Kerry in north Iraq as crisis rages

WASHINGTON - The US secretary of state has arrived in the northern Iraqi city of Irbil to hold talks with Kurdish leaders as Sunni rebels continue their offensive.

John Kerry's trip comes a day after he visited Baghdad and pledged US support for Iraqi security forces.

Mr Kerry said Iraq faced a moment of great urgency as its very existence was under threat.

The Sunni rebels say they have fully captured the country's main oil refinery at Baiji, north of Baghdad.

Mr Kerry's meetings with Kurdish leaders come as Iraqi Kurdish President Massoud Barzani strongly suggested that his region would seek formal independence from the rest of Iraq.

In a CNN interview, he said: "Iraq is obviously falling apart... The time is here for the Kurdistan people to determine their future and the decision of the people is what we are going to uphold."

Speaking on Monday, Mr Kerry said Prime Minister Nouri Maliki and other leaders had committed themselves to the "essential " step of forming an inclusive unity government by the end of the month.

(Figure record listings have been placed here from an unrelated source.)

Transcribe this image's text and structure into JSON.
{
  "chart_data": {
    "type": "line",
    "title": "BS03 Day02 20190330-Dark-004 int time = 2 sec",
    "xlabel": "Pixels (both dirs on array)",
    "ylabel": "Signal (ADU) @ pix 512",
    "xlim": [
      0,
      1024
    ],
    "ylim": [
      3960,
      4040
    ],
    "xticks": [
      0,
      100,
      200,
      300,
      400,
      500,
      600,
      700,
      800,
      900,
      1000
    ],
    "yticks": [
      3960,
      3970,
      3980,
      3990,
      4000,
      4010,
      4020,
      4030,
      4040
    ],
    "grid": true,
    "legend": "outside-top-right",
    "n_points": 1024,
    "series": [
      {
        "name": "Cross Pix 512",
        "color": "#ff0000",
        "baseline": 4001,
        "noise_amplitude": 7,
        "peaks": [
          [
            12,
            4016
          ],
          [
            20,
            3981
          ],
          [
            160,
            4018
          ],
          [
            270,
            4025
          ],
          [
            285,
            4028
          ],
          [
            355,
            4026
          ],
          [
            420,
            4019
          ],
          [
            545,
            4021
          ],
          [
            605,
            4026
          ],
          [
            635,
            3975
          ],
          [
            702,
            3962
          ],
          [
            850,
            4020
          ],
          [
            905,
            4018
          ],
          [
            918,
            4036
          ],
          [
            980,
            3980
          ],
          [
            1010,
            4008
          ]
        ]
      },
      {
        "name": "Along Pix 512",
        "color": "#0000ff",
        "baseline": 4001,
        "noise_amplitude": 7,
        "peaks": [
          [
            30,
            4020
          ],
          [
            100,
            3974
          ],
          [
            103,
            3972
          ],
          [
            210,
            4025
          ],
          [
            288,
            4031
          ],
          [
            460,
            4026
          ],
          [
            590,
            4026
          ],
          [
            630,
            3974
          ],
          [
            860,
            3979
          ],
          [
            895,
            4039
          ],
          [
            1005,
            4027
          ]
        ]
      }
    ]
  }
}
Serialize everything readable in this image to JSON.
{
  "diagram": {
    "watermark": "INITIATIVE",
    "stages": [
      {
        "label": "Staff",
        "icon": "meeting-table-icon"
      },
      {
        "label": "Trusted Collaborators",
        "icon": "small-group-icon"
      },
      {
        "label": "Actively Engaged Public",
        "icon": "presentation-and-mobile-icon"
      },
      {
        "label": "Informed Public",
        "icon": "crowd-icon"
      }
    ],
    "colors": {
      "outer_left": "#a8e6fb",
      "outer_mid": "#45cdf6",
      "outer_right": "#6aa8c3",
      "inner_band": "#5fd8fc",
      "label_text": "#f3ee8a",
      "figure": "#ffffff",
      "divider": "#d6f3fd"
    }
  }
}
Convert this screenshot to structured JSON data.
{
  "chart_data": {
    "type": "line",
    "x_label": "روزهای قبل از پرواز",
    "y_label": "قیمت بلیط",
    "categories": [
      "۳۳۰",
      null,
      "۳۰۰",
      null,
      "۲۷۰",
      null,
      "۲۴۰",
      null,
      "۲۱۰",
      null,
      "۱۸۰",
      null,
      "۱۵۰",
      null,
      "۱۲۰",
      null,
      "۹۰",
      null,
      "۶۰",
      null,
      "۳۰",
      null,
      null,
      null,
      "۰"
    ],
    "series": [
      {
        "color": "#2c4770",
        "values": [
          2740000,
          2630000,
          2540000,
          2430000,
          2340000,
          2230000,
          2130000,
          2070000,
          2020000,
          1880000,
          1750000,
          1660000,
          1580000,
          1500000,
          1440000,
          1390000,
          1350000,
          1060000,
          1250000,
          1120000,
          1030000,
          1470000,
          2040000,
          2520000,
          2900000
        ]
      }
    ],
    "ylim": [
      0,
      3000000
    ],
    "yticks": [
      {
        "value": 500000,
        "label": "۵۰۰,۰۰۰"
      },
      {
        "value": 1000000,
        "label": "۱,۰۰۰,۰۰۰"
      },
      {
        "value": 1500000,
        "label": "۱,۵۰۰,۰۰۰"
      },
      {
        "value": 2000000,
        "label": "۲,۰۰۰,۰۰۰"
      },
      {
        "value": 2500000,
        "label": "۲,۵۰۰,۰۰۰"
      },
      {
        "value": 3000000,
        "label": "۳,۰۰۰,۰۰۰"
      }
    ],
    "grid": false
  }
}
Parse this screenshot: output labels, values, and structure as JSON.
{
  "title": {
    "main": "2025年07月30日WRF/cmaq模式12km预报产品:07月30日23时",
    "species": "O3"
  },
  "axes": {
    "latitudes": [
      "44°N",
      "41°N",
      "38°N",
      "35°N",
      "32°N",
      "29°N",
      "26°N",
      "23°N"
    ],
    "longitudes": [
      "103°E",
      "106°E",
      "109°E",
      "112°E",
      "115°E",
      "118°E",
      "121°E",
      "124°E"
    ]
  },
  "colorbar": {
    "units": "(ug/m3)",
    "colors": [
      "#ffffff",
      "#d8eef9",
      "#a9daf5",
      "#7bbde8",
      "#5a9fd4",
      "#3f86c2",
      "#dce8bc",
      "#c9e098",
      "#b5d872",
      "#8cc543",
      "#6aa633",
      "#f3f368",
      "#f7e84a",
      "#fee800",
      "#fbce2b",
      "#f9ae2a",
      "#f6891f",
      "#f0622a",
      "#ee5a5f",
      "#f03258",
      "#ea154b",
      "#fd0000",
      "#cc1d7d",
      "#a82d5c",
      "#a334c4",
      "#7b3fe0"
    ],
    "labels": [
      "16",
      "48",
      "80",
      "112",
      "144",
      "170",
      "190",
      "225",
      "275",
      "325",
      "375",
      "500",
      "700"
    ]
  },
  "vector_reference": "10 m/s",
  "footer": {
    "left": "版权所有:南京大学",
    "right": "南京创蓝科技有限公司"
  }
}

Insurgents, spearheaded by Islamists fighting under the banner of the Islamic State of Iraq and the Levant (Isis), have overrun a swathe of territory in the north and west including the second-biggest city, Mosul.

They are bearing down on a vital dam near Haditha and have captured all border crossings to Syria and Jordan.

The Baiji refinery, in Salahuddin province, had been under siege for 10 days, with militant attacks repulsed several times. The complex supplies a third of Iraq's refined fuel and the battle has already led to petrol rationing.

A rebel spokesman said it would now be handed over to local tribes to administer, and that the advance towards Baghdad would continue.

A local journalist told the BBC that Iraqi government 160 soldiers who had been defending the refinery had agreed to lay their weapons and leave after negotiations mediated by local tribal leaders.

However, an Iraqi military spokesman insisted that all rebel attempts to take control of the refinery had been foiled.

The BBC's Jim Muir in Irbil, northern Iraq, says the capture of the refinery is essential if the rebels are to keep control of the areas they have conquered and to supply Mosul with energy.

He adds that there is growing concern in the Kurdish region about the rebel advance, not least because it now effectively shares a border with Isis.

The US secretary of state vowed "intense and sustained support" for Iraq after meeting key politicians in the capital.

Speaking at the US embassy in Baghdad, Mr Kerry said US support would "allow Iraqi security forces to confront [Isis] more effectively and in a way that respects Iraq's sovereignty".

"The support will be intense, sustained, and if Iraq's leaders take the steps needed to bring the country together it will be effective," he said.